En su forma más elaborada, el arte culinario debe atenerse también
a la consideración de orden social que, en cierto modo, lo distraen
de su función esencial, que es la de nutrir y, la empujan a la excesiva
abundancia, también porque, aún si el chef es hábil y
creativo, es siempre una persona al servicio de la aristocracia de la corte,
obligado a atenerse a un sistema de valores que le imponen algunas elecciones
y le delimitan el espacio creativo. En la jeraquía de los adeptos al
servicio de la mesa, el chef está mucho después que el trinchante,
que el botellero, cargos revestidos por personas de un estrato social alto,
mientras el chef es, a menudo, de origen humilde.A las órdenes del trinchante,
que decide la forma y el contenido de las comidas o del banquete, el chef realizar
lo mejor posible las recetas que le ordenan, conformándose a los gustos
del patrón o de sus huéspedes ilustres y a un orden establecido
que privilegia todo aquello que es raro y costoso en nombre del principio de
fasto y de lujo que se dedica a la mesa de un hombre superior. Para quien tiene
medios para la mesa renacentista, ¡está lo mejor!.

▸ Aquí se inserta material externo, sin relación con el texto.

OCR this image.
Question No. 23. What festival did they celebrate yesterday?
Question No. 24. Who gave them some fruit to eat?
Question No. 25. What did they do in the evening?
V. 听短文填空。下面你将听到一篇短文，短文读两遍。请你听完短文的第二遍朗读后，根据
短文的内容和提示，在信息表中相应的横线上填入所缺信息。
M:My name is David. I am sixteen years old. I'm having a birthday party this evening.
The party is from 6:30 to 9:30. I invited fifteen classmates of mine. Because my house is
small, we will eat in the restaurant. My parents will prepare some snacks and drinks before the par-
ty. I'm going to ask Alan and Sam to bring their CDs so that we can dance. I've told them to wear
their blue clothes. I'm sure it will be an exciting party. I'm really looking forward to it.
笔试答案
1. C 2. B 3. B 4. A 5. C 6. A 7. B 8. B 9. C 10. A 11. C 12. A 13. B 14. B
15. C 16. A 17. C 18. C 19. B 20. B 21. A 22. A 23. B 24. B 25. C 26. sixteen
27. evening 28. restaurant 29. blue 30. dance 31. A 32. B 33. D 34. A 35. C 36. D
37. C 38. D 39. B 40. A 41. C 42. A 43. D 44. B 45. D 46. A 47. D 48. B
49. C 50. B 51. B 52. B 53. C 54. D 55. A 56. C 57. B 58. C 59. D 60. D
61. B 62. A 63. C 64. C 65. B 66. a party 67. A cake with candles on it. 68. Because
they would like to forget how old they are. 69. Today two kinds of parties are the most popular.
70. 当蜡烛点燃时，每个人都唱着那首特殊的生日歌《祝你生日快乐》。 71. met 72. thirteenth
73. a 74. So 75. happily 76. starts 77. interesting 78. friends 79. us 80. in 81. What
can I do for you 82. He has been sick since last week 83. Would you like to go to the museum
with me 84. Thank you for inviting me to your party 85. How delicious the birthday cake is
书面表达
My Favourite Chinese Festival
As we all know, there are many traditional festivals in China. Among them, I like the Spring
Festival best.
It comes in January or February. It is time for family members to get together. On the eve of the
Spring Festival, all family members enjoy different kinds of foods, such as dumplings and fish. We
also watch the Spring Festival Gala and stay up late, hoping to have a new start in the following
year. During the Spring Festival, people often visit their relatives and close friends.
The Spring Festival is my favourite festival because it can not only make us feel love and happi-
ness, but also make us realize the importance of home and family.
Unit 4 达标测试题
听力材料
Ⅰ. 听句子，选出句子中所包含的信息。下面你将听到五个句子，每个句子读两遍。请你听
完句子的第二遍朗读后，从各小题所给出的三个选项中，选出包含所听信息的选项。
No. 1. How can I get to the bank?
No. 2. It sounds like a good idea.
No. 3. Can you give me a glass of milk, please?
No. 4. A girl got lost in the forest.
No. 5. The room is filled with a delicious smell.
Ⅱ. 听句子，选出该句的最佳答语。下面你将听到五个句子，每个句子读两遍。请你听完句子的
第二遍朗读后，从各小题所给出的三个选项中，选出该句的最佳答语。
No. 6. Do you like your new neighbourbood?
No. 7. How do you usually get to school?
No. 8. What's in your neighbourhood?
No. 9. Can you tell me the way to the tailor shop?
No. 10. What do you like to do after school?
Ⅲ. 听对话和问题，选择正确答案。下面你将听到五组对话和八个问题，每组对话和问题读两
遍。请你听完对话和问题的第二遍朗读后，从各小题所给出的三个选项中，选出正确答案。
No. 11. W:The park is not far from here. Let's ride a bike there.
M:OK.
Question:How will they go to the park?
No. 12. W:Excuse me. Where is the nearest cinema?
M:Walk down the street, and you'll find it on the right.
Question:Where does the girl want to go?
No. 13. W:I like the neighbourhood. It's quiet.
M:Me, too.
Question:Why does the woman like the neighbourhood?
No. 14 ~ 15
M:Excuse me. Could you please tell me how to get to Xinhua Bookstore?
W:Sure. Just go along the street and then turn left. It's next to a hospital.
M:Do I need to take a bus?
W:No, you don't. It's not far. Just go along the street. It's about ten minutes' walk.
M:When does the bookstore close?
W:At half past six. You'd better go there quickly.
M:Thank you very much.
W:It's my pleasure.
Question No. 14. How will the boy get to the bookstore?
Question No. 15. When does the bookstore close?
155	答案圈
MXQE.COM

Para nosotros reproponer estos platos así ricos y asombrosos es el problema
principal, porque para los ingredientes usados, esta cocina es bastante lejana
de nuestros gustos, siendo acentuado, todavía más en la edad
media el uso del azúcar y de las especias, a los cuales nuestros paladares
no son más habituados. Es más, mientras las recetas medievales
eran imprecisas en relación a las dosis, dejando un amplio margen para
los gustos personales, las renacentistas son mucho más precisas, no
dejando márgenes de acción. Se ha debido, necesariamente, intervenir
limitando las dosis de algunos ingredientes y muchas veces eliminándolos.
Suerte que le ha tocado, a menudo, a la espolverada de azúcar sobre
la pasta. Esto no quiere decir que,en una confrontación con la receta
original podréis ver cuales son los ingredientes eliminados y eventualmente
podréis introducirlos a vuestro gusto.